On 6/18/20 2:50 PM, Jonathan Lemon wrote:
> On Thu, Jun 18, 2020 at 11:12:57AM -0700, Eric Dumazet wrote:
>>
>>
>> On 6/18/20 9:09 AM, Jonathan Lemon wrote:
>>> Adds a "rx_hd_split" private flag parameter to ethtool.
>>>
>>> This enables header splitting, and sets up the fragment mappings.
>>> The feature is currently only enabled for netgpu channels.
>>
>> We are using a similar idea (pseudo header split) to implement
>> 4096+(headers) MTU at Google,
>> to enable TCP RX zerocopy on x86.
>>
>> Patch for mlx4 has not been sent upstream yet.
>>
>> For mlx4, we are using a single buffer of 128*(number_of_slots_per_RX_RING),
>> and 86 bytes for the first frag, so that the payload exactly fits a 4096
>> bytes page.
>>
>> (In our case, most of our data TCP packets only have 12 bytes of TCP options)
>>
>>
>> I suggest that instead of a flag, you use a tunable, that can be set by
>> ethtool,
>> so that the exact number of bytes can be tuned, instead of hard coded in the
>> driver.
>
> Sounds reasonable - in the long run, it would be ideal to have the
> hardware actually perform header splitting, but for now using a tunable
> fixed offset will work.
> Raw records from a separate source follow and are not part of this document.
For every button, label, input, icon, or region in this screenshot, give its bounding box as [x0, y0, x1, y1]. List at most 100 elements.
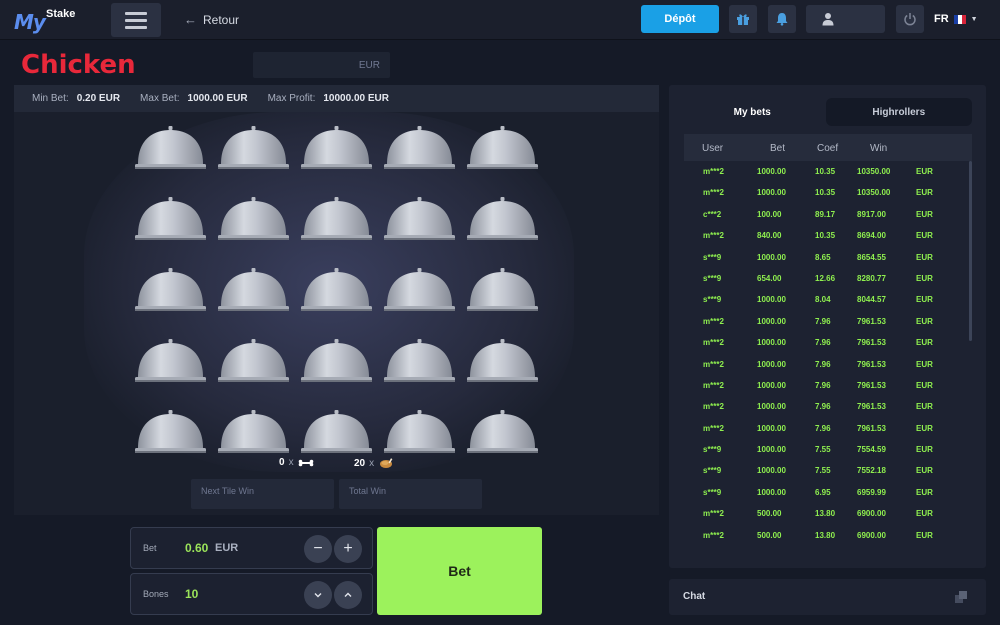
bones-value[interactable]: 10 — [185, 587, 198, 601]
total-win-field: Total Win — [339, 479, 482, 509]
cloche-tile[interactable] — [218, 268, 289, 312]
cloche-tile[interactable] — [384, 268, 455, 312]
cloche-icon — [218, 339, 289, 382]
notifications-button[interactable] — [768, 5, 796, 33]
cloche-tile[interactable] — [135, 197, 206, 241]
row-win: 6900.00 — [857, 509, 886, 519]
cloche-icon — [135, 268, 206, 311]
cloche-tile[interactable] — [218, 126, 289, 170]
row-bet: 500.00 — [757, 530, 782, 540]
language-selector[interactable]: FR ▼ — [934, 13, 978, 25]
column-header-user: User — [702, 143, 724, 154]
cloche-tile[interactable] — [384, 126, 455, 170]
cloche-tile[interactable] — [135, 410, 206, 454]
max-bet-label: Max Bet: — [140, 93, 180, 104]
row-currency: EUR — [916, 231, 933, 241]
cloche-tile[interactable] — [218, 197, 289, 241]
row-win: 10350.00 — [857, 188, 891, 198]
cloche-icon — [301, 126, 372, 169]
cloche-tile[interactable] — [467, 197, 538, 241]
hamburger-menu-button[interactable] — [111, 3, 161, 37]
bones-label: Bones — [143, 589, 169, 599]
row-bet: 1000.00 — [757, 338, 786, 348]
row-user: s***9 — [703, 466, 722, 476]
cloche-tile[interactable] — [467, 410, 538, 454]
bets-scrollbar[interactable] — [969, 161, 972, 341]
tab-my-bets[interactable]: My bets — [679, 98, 826, 126]
bet-amount-label: Bet — [143, 543, 157, 553]
cloche-tile[interactable] — [218, 410, 289, 454]
chat-bar[interactable]: Chat — [669, 579, 986, 615]
cloche-tile[interactable] — [467, 268, 538, 312]
cloche-tile[interactable] — [467, 339, 538, 383]
power-icon — [904, 13, 916, 26]
gift-button[interactable] — [729, 5, 757, 33]
row-win: 7961.53 — [857, 402, 886, 412]
hamburger-line — [125, 11, 147, 15]
row-bet: 1000.00 — [757, 402, 786, 412]
row-user: s***9 — [703, 252, 722, 262]
balance-display: EUR — [253, 52, 390, 78]
decrease-bones-button[interactable] — [304, 581, 332, 609]
roast-chicken-icon — [380, 458, 393, 468]
row-currency: EUR — [916, 359, 933, 369]
logout-button[interactable] — [896, 5, 924, 33]
back-link[interactable]: ← Retour — [184, 12, 239, 27]
times-sign: x — [288, 457, 294, 468]
cloche-icon — [301, 339, 372, 382]
row-currency: EUR — [916, 466, 933, 476]
decrease-bet-button[interactable]: − — [304, 535, 332, 563]
row-bet: 654.00 — [757, 273, 782, 283]
row-currency: EUR — [916, 445, 933, 455]
bet-amount-value[interactable]: 0.60 — [185, 541, 208, 555]
place-bet-button[interactable]: Bet — [377, 527, 542, 615]
table-row: m***2 1000.00 7.96 7961.53 EUR — [684, 418, 972, 439]
row-win: 8917.00 — [857, 209, 886, 219]
row-coef: 6.95 — [815, 487, 831, 497]
row-currency: EUR — [916, 509, 933, 519]
row-coef: 7.55 — [815, 466, 831, 476]
cloche-icon — [384, 339, 455, 382]
cloche-tile[interactable] — [135, 268, 206, 312]
user-account-button[interactable] — [806, 5, 885, 33]
cloche-tile[interactable] — [301, 126, 372, 170]
table-row: s***9 1000.00 7.55 7552.18 EUR — [684, 460, 972, 481]
logo-stake-text: Stake — [46, 8, 76, 20]
increase-bones-button[interactable] — [334, 581, 362, 609]
game-title: Chicken — [21, 50, 136, 80]
cloche-tile[interactable] — [301, 339, 372, 383]
cloche-tile[interactable] — [384, 339, 455, 383]
row-coef: 13.80 — [815, 509, 836, 519]
top-bar: My Stake ← Retour Dépôt FR ▼ — [0, 0, 1000, 40]
cloche-tile[interactable] — [384, 410, 455, 454]
cloche-tile[interactable] — [301, 268, 372, 312]
cloche-tile[interactable] — [301, 410, 372, 454]
row-coef: 7.96 — [815, 402, 831, 412]
cloche-icon — [218, 126, 289, 169]
row-user: m***2 — [703, 231, 724, 241]
bet-limits-bar: Min Bet: 0.20 EUR Max Bet: 1000.00 EUR M… — [14, 85, 659, 112]
cloche-tile[interactable] — [384, 197, 455, 241]
table-row: s***9 654.00 12.66 8280.77 EUR — [684, 268, 972, 289]
row-win: 7552.18 — [857, 466, 886, 476]
increase-bet-button[interactable]: + — [334, 535, 362, 563]
hamburger-line — [125, 18, 147, 22]
row-currency: EUR — [916, 295, 933, 305]
row-user: m***2 — [703, 167, 724, 176]
row-currency: EUR — [916, 338, 933, 348]
mystake-logo[interactable]: My Stake — [14, 8, 84, 34]
expand-chat-icon[interactable] — [954, 590, 968, 604]
cloche-tile[interactable] — [467, 126, 538, 170]
row-currency: EUR — [916, 167, 933, 176]
deposit-button[interactable]: Dépôt — [641, 5, 719, 33]
cloche-tile[interactable] — [301, 197, 372, 241]
row-win: 8654.55 — [857, 252, 886, 262]
total-win-label: Total Win — [349, 486, 387, 496]
tab-highrollers[interactable]: Highrollers — [825, 98, 972, 126]
bets-table-body[interactable]: m***2 1000.00 10.35 10350.00 EUR m***2 1000.00… — [684, 161, 972, 559]
cloche-tile[interactable] — [218, 339, 289, 383]
cloche-tile[interactable] — [135, 339, 206, 383]
cloche-icon — [218, 197, 289, 240]
row-user: s***9 — [703, 487, 722, 497]
cloche-tile[interactable] — [135, 126, 206, 170]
In the same vein, there should be a similar
> setting for the TCP option padding on the sender side.
>
Some NIC have variable header split (Intel ixgbe I am pretty sure)
We use a mix of NIC, some with variable header splits, some with fixed pseudo
header split (mlx4)
Because of this, we had to limit TCP advmss to 4108 (4096 + 12), regardless of
the NIC abilities.